In other words - not "science" so much as "dogmatic superstition."

In the old days I always heard veda meant "way," not "science." But there you go. These days they say it means "science." People think science is a more impressive word to use, I guess. You know what, though? Just because you think a word sounds better, doesn't mean you should use it. You can't use a word just because you like the impressive connotations - you can't pick the wrong word at whim, and then throw the real definition out the window! Substituting your own whimsical definition: "Oh 'science' doesn't mean that anymore, it means this because I'm using it like this." That doesn't fly!

I have a little theory that veda does not mean "science." It means "way."

Oh, and another thing: Jesus Christ is not a scientist. Assuming you're a Christian Scientist, and assuming Jesus Christ is what you say he is - then the one thing he categorically is not, is a scientist! A scientist is not someone who automagically knows the fundamental truth of all things. A scientist is someone who is forced to grope for the fundamental truths about things, his way illuminated only by past theories, past experiments, past outcomes.

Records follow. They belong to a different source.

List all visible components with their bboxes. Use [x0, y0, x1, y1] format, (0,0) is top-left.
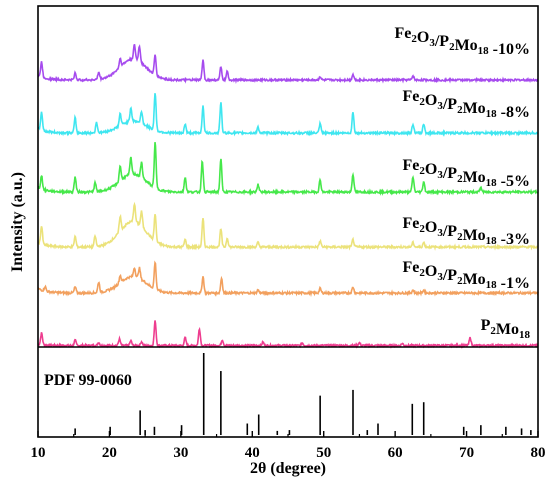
series-line-fe2o3-p2mo18-5	[37, 141, 539, 197]
x-tick-label-30: 30	[173, 445, 188, 461]
series-label-fe2o3-p2mo18-8: Fe2O3/P2Mo18 -8%	[403, 88, 530, 121]
reference-label: PDF 99-0060	[44, 372, 132, 389]
series-layer	[37, 43, 539, 349]
series-label-fe2o3-p2mo18-1: Fe2O3/P2Mo18 -1%	[403, 259, 530, 292]
x-tick-label-70: 70	[459, 445, 474, 461]
x-axis-label: 2θ (degree)	[250, 460, 326, 477]
reference-layer	[74, 353, 532, 435]
series-line-p2mo18	[37, 320, 539, 349]
series-label-fe2o3-p2mo18-5: Fe2O3/P2Mo18 -5%	[403, 157, 530, 190]
series-label-p2mo18: P2Mo18	[481, 317, 531, 341]
series-line-fe2o3-p2mo18-10	[37, 43, 539, 85]
series-label-fe2o3-p2mo18-3: Fe2O3/P2Mo18 -3%	[403, 215, 530, 248]
x-tick-label-50: 50	[316, 445, 331, 461]
series-line-fe2o3-p2mo18-3	[37, 201, 539, 251]
x-tick-label-20: 20	[102, 445, 117, 461]
x-tick-label-40: 40	[245, 445, 260, 461]
series-line-fe2o3-p2mo18-8	[37, 93, 539, 138]
series-line-fe2o3-p2mo18-1	[37, 260, 539, 298]
series-label-fe2o3-p2mo18-10: Fe2O3/P2Mo18 -10%	[395, 25, 530, 58]
x-tick-label-10: 10	[31, 445, 46, 461]
x-tick-label-80: 80	[531, 445, 546, 461]
x-tick-label-60: 60	[388, 445, 403, 461]
label-layer: P2Mo18 Fe2O3/P2Mo18 -1% Fe2O3/P2Mo18 -3% Fe…	[44, 25, 531, 389]
axis-layer: 10 20 30 40 50 60 70 80 2θ (degree) Intensity (a.…	[9, 5, 546, 477]
y-axis-label: Intensity (a.u.)	[9, 172, 26, 272]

Oh, and yet another thing: in that last sentence, when I say the word "his" - that is gender neutral. I don't care whether you think so or not. The intent of the speaker is what governs meaning in language, not the hysterically-biased overreactions of the listener.

Which is still not to say that you can just pick the wrong word and use it at will, to mean something else. As we've already established...that doesn't fly.

I forget what "Ayur" means, but it's not really important at this point.